2) For every 1$ person B receives, he will give 25% to person A, and keep the rest.
3) Now, person C hands person A $1.  How do I calculate how much money person A and person B will end up with after they keep circularly giving each other a cut of the money they just received to seemingly infinity?
An excel document I made looks like this, where each line is a step in the cycle:
Given to A  | A's Total  | Given to B | B's Total
1             1            0            0
0             0.50         0.50         0.50
0.125         0.625        0            0.375
0             0.5625       0.0625        0.4375

And so on, until after 14 cycles the differences in totals between cycles diminish and we're left with A's total of 0.571429 and B's total of 0.428571
I can solve this problem with an Excel spreadsheet, but I assume there is a formula to for this sort of feedback problem. 
One of my biggest problems finding a solution is that I don't know the correct terminology to describe the problem. 
 A: EDIT: I misread the question, as was pointed out in the comments.
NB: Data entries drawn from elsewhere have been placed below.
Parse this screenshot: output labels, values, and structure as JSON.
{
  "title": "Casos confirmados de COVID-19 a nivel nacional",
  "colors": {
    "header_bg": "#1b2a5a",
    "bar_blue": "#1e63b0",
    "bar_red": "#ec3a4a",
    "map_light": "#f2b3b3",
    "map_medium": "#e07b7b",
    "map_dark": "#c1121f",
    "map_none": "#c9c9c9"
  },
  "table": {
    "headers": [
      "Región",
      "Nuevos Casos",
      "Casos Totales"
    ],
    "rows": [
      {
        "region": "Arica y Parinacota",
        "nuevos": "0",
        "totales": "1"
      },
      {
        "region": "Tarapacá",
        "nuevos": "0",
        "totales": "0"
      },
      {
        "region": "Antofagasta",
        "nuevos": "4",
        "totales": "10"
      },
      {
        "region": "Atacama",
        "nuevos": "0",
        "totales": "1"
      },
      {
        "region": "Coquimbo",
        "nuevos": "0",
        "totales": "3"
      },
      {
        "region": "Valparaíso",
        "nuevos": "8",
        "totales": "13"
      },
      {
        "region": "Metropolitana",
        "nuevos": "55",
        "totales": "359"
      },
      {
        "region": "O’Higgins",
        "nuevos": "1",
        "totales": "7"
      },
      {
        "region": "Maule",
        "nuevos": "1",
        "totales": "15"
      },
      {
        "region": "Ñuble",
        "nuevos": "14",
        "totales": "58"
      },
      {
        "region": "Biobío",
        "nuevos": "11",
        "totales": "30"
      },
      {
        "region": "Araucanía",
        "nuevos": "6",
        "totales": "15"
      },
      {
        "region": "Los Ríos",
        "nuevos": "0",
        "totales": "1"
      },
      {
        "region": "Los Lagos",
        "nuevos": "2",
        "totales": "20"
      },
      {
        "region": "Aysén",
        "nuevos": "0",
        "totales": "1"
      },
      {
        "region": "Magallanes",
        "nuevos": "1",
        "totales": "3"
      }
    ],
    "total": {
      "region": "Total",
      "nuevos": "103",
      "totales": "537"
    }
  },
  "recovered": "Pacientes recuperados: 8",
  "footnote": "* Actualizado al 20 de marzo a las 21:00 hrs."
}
However, formalizing a question like this using recurrence relations is still often a sound strategy, you just have to model it correctly. If I could recommend a general strategy to questions like this, I'd start by writing out the first few terms by hand, try to find a pattern, and realize that pattern in some sequence that you can take the limit of.
I would solve this with recurrence relations.
If person A has been given $ x $ dollars, after one step they have $ \frac{x}{2} $ dollars, as they give half to person B. After the next step, they have $ \frac{x}{2} + \frac{x}{8} $, as person B gives a quarter of what they received to person A. Thus, if we model this with a recurrence relation, we'd have $ a_0 = 1 $, as person A is initially given one dollar, and $ a_{n+1} = \frac{5}{8} a_n $. Then the amount of money person A will have "after" this infinite process will be the limit of this sequence, which is 0. Can you figure out person B's situation from here?
A: This problem can be solved in a lot of ways but one cool way is through Markov chains. Consider the Markov chain with two states $${A, B}$$ where the probability for each state is the chance that any unit of money is in the possession of person A or B. We can define the transition matrix as 
$$ P = \begin{bmatrix}
.5 & .5 \\  
.25 & .75
\end{bmatrix} $$ where the first row, second column corresponds to the rate money moves from A to B and the and the second row, first column corresponds to the rate money moves from B to A.
The initial money distribution is $$ M_0 = [1, 0] $$ and the limit as P goes to inf is 
$$ \lim_{n \to \inf} P^n = \begin{bmatrix}
1/3 & 2/3 \\  
1/3 & 2/3
\end{bmatrix} $$
so $$ \lim_{n \to \inf} M_n = M_0 * P_n = [1/3, 2/3] $$
so A ends up with \$0.333 and B ends up with \$0.66.